A statue of Lenin in front of the Parliament building. Tiraspol, Moldova. November 2013.
A statue of Lenin in front of the Parliament building in Tiraspol in November 2013.

Courtesy of Davin Ellicson

Fronted by a Lenin statue several meters high and topped by a flag bearing the hammer and sickle, Transnistria’s parliamentary building looks every bit as communist as the name of its legislature—still the Supreme Soviet, which has governed the region as the Pridnestrovian Moldavian Republic since it declared independence in 1990 as the Soviet empire crumbled.

Across the road, soldier statues flank a war memorial inscribed with the names of the Transnistrian troops who died in the country’s war against the Moldovan government fought mostly in 1992. Although brief, the conflict claimed about 1,500 lives and only ended when Russian troops and tanks—like the T-34 that has been mounted on a platform as part of the memorial—arrived and backed the separatists.

Children play on a tank, a monument to Transnistria's 1992 war of secession with Moldova in which over 1000 people were killed.
Children play on a tank, a monument to Transnistria's 1992 war of secession with Moldova, in Tiraspol in November 2013.

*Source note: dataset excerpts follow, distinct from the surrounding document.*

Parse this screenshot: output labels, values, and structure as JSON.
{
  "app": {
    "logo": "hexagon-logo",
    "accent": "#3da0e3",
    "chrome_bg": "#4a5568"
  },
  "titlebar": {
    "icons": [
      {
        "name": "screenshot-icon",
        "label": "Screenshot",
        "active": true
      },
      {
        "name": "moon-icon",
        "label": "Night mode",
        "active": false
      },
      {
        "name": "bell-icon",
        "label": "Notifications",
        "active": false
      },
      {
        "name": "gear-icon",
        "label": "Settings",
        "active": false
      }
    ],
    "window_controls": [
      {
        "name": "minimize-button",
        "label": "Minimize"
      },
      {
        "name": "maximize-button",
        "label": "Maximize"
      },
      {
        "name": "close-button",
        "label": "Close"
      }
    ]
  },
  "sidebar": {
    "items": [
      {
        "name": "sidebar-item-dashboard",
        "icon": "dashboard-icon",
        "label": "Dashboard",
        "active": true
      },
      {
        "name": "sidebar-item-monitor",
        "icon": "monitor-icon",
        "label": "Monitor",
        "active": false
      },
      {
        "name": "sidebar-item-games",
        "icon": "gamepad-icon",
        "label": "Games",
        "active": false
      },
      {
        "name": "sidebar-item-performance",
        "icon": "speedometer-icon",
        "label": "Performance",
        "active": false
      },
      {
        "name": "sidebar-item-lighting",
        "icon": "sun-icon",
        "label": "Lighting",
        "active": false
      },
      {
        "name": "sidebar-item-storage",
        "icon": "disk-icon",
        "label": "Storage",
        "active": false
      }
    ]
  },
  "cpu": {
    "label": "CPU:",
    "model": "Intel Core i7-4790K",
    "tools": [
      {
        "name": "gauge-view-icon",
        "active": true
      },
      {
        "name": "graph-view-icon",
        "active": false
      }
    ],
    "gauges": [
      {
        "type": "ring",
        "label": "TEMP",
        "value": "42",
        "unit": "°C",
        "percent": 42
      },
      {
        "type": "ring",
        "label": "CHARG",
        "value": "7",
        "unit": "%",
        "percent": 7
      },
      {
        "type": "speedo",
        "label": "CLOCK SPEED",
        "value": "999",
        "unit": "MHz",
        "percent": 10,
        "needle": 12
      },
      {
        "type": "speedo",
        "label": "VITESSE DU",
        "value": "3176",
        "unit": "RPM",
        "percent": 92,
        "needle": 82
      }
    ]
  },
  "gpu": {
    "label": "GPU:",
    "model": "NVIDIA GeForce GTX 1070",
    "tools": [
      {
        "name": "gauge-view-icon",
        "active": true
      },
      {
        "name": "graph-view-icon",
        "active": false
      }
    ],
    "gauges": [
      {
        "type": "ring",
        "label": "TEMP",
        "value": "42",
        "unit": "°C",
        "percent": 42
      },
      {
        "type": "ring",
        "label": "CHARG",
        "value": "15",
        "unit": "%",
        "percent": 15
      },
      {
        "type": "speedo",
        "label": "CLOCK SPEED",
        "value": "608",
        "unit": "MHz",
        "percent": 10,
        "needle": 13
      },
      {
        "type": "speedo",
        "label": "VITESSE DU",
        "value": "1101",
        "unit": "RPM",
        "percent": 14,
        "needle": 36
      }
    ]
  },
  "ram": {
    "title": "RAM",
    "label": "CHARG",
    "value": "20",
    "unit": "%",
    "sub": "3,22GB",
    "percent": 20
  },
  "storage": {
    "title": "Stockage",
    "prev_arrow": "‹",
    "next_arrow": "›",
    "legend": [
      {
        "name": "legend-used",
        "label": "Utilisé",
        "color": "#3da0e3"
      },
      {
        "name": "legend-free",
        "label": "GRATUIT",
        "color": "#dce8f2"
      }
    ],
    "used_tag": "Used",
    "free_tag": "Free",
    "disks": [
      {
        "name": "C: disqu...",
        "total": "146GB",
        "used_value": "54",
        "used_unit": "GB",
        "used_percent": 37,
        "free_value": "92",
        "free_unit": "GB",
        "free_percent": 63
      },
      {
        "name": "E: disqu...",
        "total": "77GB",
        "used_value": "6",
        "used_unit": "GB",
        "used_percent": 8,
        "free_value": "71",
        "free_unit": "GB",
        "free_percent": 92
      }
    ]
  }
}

Courtesy of Davin Ellicson

Since then, the enclave has remained in limbo. Yes, it has adopted a constitution and developed its own military, postal system, currency, and license plates, but not a single United Nations member has recognized it as anything other than a territory within Moldova, statistically Europe’s poorest nation.

Even Russia, whose soldiers never left after the ceasefire and still guard hidden weapon dumps, has refused to recognize its sovereignty, though it’s no secret Russian cash and gas underpins its economy. Pro-EU Moldova sees Transnistria as a threat to national security, while experts around the world are asking whether the enclave could be “the next Crimea.”